Ansar dan Atip membuka perlombaan dengan memotong pita di hadapan ribuan warga yang memadati kawasan pesisir Pelantar 3. Wakil Gubernur Kepri Nyanyang Haris Pratamura dan Wakil Wali Kota Tanjungpinang Raja Ariza turut menghadiri pembukaan. Sejak pagi, masyarakat memadati lokasi untuk menyaksikan adu cepat perahu naga.
Ansar menegaskan Dragon Boat Race telah menjadi identitas budaya masyarakat Tanjungpinang. Menurutnya, pemerintah akan terus memperkuat penyelenggaraan event budaya karena mampu menjaga tradisi sekaligus meningkatkan kunjungan wisatawan.
Pemprov Kepri juga menjadikan Dragon Boat Race sebagai bagian dari strategi mengembangkan sport tourism dan pariwisata berbasis budaya. Ribuan pengunjung yang datang selama perlombaan diperkirakan mendorong pertumbuhan ekonomi pelaku UMKM, usaha kuliner, hotel, transportasi, hingga sektor jasa wisata.
“Kami ingin setiap event di Kepri memberikan dampak ekonomi yang nyata bagi masyarakat. Semakin banyak wisatawan datang, semakin besar perputaran ekonomi yang dirasakan pelaku usaha lokal,” kata Ansar.
Puluhan tim perahu naga kembali bersaing menaklukkan lintasan di perairan Pelantar 3. Tabuhan genderang, kayuhan atlet, dan sorak penonton menciptakan suasana meriah yang selalu menjadi daya tarik Dragon Boat Race setiap tahun.
Dragon Boat Race merupakan tradisi masyarakat Tionghoa yang telah mengakar di Tanjungpinang dan menjadi bagian dari budaya maritim daerah.
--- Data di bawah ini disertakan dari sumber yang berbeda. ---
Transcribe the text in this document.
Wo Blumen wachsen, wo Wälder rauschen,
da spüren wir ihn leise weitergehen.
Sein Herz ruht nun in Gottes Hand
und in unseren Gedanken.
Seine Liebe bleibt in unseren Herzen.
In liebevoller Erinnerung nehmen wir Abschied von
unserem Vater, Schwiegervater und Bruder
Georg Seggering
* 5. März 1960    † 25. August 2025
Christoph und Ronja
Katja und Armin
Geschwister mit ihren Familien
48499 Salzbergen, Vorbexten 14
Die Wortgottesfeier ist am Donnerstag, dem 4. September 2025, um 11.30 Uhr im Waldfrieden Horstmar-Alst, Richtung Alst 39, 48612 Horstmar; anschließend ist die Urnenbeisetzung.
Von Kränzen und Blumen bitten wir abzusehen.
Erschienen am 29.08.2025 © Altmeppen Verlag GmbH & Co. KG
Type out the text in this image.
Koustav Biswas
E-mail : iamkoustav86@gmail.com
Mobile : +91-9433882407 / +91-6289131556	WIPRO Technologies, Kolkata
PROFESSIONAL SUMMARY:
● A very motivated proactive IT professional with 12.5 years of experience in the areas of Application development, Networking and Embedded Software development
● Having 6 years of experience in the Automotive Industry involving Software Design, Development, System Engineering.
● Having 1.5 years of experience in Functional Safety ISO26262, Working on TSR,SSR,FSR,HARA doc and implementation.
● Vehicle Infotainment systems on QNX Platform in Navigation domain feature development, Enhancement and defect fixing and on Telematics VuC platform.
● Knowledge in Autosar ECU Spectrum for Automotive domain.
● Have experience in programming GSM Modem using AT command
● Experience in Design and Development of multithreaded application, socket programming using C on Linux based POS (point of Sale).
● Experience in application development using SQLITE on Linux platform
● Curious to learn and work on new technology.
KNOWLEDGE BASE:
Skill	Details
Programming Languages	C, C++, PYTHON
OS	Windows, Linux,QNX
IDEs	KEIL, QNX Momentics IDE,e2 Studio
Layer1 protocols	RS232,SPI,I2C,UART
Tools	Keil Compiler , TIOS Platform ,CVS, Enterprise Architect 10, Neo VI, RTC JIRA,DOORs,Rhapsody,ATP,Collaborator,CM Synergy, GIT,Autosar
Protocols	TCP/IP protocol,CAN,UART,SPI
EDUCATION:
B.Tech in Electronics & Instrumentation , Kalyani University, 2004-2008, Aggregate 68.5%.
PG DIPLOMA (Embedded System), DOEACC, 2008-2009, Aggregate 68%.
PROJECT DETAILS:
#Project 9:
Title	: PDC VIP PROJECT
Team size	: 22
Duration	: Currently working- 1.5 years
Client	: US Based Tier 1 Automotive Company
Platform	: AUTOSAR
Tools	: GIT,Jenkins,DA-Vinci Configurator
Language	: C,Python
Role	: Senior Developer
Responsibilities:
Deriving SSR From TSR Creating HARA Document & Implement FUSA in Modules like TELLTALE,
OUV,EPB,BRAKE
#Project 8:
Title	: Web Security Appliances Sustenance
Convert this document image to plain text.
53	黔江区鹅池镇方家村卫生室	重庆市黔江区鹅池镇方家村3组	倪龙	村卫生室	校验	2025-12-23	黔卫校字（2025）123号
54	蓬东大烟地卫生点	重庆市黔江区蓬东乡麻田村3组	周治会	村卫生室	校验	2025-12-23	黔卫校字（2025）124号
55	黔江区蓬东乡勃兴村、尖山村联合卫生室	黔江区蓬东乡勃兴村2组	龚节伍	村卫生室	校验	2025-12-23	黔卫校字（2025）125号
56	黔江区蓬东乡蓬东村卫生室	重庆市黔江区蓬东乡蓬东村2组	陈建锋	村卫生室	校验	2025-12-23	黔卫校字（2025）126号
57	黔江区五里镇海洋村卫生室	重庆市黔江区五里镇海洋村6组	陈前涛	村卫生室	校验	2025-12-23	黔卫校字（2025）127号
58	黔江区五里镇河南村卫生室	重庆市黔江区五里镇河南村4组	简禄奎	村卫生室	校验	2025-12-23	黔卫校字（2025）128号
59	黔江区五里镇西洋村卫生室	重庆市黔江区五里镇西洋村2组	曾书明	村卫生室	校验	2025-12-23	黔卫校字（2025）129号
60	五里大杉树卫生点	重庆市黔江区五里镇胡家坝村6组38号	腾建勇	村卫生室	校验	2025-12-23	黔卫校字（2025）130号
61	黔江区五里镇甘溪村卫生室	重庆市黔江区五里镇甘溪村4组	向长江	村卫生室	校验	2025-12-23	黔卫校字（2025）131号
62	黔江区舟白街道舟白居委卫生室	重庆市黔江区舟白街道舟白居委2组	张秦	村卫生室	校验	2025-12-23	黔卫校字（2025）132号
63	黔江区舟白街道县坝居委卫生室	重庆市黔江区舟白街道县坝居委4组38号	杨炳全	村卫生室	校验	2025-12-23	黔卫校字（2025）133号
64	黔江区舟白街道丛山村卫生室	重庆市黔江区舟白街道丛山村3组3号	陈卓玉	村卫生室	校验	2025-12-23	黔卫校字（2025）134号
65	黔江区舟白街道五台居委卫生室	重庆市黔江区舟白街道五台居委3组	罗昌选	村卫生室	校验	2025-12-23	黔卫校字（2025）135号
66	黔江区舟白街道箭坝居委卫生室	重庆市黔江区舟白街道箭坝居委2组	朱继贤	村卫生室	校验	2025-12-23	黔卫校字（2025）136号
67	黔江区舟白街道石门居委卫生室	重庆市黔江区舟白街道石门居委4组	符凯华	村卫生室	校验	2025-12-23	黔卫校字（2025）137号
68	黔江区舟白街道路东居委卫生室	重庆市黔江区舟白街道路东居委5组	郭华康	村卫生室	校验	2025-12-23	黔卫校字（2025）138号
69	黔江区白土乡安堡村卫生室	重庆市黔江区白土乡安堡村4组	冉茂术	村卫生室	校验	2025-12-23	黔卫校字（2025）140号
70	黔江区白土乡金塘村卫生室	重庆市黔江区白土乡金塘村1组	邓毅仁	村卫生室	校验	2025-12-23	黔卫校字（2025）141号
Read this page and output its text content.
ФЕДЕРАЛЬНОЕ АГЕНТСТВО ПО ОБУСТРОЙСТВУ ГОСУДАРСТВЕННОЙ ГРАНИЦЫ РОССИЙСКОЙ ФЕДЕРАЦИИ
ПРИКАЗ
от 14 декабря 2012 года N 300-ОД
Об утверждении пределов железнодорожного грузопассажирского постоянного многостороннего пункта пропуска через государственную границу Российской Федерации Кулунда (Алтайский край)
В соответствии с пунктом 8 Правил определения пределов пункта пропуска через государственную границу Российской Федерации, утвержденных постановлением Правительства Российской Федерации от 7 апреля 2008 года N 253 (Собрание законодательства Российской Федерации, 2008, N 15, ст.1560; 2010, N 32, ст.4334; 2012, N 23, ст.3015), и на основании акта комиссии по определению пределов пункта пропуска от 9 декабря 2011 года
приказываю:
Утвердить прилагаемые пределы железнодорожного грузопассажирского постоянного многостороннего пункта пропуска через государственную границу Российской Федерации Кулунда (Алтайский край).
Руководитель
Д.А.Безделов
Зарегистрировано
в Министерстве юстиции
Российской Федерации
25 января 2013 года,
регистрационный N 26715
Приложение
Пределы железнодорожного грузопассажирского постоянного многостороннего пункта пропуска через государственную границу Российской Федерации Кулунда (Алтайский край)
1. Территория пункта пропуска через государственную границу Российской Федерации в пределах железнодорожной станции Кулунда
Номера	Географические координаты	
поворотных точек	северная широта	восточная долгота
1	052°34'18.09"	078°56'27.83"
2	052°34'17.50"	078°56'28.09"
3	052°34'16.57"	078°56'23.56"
Tradisi ini juga berkaitan dengan Sembahyang Keselamatan Laut sebagai wujud syukur dan penghormatan terhadap warisan leluhur.
Melalui Dragon Boat Race 2026, Pemprov Kepri menargetkan Tanjungpinang semakin dikenal sebagai destinasi wisata budaya unggulan. Pemerintah juga mendorong ajang ini berkembang menjadi agenda internasional yang memperkenalkan kekayaan budaya Melayu, Tionghoa, dan maritim Kepulauan Riau kepada dunia.